17 de Janeiro de 2012

Diários de escrita, por Alice Loureiro, 12º A

                A literatura é uma arte. É a arte de expressar por palavras tudo aquilo que sentimos, que vemos e vivemos. Não surge nas nossas vidas apenas inserida num livro. Aparece num simples texto, numa simples frase ou até numa simples palavra, que pode estar carregada de tamanho significado e emoção, chegando a ser capaz de nos mudar, fazer decidir ou refletir.
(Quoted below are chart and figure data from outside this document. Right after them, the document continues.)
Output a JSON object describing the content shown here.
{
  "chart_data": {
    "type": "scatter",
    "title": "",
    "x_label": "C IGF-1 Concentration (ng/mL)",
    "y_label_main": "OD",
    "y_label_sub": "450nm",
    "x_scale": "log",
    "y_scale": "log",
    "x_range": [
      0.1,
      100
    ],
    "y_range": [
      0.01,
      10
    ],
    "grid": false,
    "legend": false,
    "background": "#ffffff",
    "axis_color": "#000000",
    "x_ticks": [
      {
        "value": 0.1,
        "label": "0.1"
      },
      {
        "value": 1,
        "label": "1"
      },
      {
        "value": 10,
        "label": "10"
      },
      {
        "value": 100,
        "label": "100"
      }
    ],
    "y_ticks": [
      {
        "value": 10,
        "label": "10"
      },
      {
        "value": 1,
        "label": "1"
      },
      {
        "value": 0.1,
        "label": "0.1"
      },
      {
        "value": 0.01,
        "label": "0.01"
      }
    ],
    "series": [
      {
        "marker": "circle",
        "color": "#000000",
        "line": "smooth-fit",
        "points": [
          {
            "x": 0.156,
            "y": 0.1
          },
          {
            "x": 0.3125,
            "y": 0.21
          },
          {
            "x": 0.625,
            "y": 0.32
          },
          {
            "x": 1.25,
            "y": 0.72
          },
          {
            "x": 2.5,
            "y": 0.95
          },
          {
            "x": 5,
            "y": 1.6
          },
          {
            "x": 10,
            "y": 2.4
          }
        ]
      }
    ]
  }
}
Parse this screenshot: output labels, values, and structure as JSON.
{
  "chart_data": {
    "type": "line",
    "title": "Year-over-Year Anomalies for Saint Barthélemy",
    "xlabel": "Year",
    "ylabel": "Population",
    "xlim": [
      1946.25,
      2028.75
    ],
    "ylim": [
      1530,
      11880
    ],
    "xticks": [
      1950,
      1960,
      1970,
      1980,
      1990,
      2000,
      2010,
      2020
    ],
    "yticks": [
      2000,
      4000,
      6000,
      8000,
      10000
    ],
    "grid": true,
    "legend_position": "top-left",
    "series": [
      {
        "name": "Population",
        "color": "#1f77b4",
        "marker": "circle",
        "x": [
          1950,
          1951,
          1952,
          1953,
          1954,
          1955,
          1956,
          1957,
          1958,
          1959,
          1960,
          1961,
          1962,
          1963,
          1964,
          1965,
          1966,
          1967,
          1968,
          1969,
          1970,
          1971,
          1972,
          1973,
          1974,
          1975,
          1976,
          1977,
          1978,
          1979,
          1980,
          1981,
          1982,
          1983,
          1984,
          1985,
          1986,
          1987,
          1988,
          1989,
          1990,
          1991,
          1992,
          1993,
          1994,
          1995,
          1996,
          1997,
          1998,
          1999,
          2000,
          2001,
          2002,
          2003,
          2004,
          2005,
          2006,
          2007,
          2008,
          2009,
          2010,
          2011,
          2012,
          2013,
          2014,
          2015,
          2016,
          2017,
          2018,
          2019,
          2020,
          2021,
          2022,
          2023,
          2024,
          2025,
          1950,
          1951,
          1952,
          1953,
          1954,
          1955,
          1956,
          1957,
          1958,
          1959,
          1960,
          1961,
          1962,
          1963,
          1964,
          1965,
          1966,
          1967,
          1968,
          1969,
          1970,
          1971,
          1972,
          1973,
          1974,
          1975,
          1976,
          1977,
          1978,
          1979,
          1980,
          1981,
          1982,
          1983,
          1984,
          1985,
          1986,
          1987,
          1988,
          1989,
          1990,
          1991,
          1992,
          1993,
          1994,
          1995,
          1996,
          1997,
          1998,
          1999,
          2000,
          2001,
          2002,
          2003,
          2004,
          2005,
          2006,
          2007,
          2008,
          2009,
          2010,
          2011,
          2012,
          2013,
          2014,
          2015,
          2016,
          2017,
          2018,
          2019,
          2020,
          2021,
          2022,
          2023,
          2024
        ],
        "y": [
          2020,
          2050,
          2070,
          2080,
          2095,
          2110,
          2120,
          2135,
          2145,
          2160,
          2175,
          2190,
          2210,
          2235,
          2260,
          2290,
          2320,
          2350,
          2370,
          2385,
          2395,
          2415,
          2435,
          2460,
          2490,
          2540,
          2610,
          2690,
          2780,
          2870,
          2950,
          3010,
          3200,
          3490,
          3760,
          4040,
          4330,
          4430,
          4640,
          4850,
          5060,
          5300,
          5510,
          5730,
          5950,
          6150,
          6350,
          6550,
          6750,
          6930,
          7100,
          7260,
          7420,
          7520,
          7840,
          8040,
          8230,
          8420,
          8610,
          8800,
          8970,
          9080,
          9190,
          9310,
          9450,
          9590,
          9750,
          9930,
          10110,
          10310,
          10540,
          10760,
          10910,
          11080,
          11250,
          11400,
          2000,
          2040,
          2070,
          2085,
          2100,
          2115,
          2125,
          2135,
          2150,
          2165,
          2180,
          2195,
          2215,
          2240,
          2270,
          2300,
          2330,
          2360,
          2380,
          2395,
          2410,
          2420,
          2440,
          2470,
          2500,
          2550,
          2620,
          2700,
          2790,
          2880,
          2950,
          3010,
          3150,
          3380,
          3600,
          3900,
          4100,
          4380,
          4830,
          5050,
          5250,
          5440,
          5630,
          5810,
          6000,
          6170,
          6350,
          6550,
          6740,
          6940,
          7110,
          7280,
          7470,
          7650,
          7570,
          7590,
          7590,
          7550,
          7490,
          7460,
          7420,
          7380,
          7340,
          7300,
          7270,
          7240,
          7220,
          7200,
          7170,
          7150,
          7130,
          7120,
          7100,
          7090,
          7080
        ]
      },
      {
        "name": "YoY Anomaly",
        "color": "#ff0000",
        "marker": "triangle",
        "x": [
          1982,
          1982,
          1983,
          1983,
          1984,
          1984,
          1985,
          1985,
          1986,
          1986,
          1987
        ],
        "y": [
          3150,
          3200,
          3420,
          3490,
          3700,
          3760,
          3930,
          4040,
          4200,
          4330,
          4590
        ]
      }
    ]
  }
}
                A literatura no geral pode dizer mais do que se espera, ela consegue ser conforto para quem se sente triste ou encorajamento para quem se sente incapaz. Quantas e quantas vezes nos rimos a ler um livro, choramos a ler um livro, nos revoltamos a ler um livro? Se a literatura é capaz de provocar emoções reais nas pessoas, também consegue ser decisiva nas nossas vidas ao provocar essas emoções. Pode ser uma conselheira ou uma amiga, que nos mostra o correto e o errado, que nos ajuda a entender que por vezes os nossos pontos de vista têm de ser mudados porque não são os mais corretos, ou até reforçar que aquilo que nós somos e pensamos está certo e que não devemos mudar, pelo contrário, devemos lutar e mostrar verdadeiramente quem somos.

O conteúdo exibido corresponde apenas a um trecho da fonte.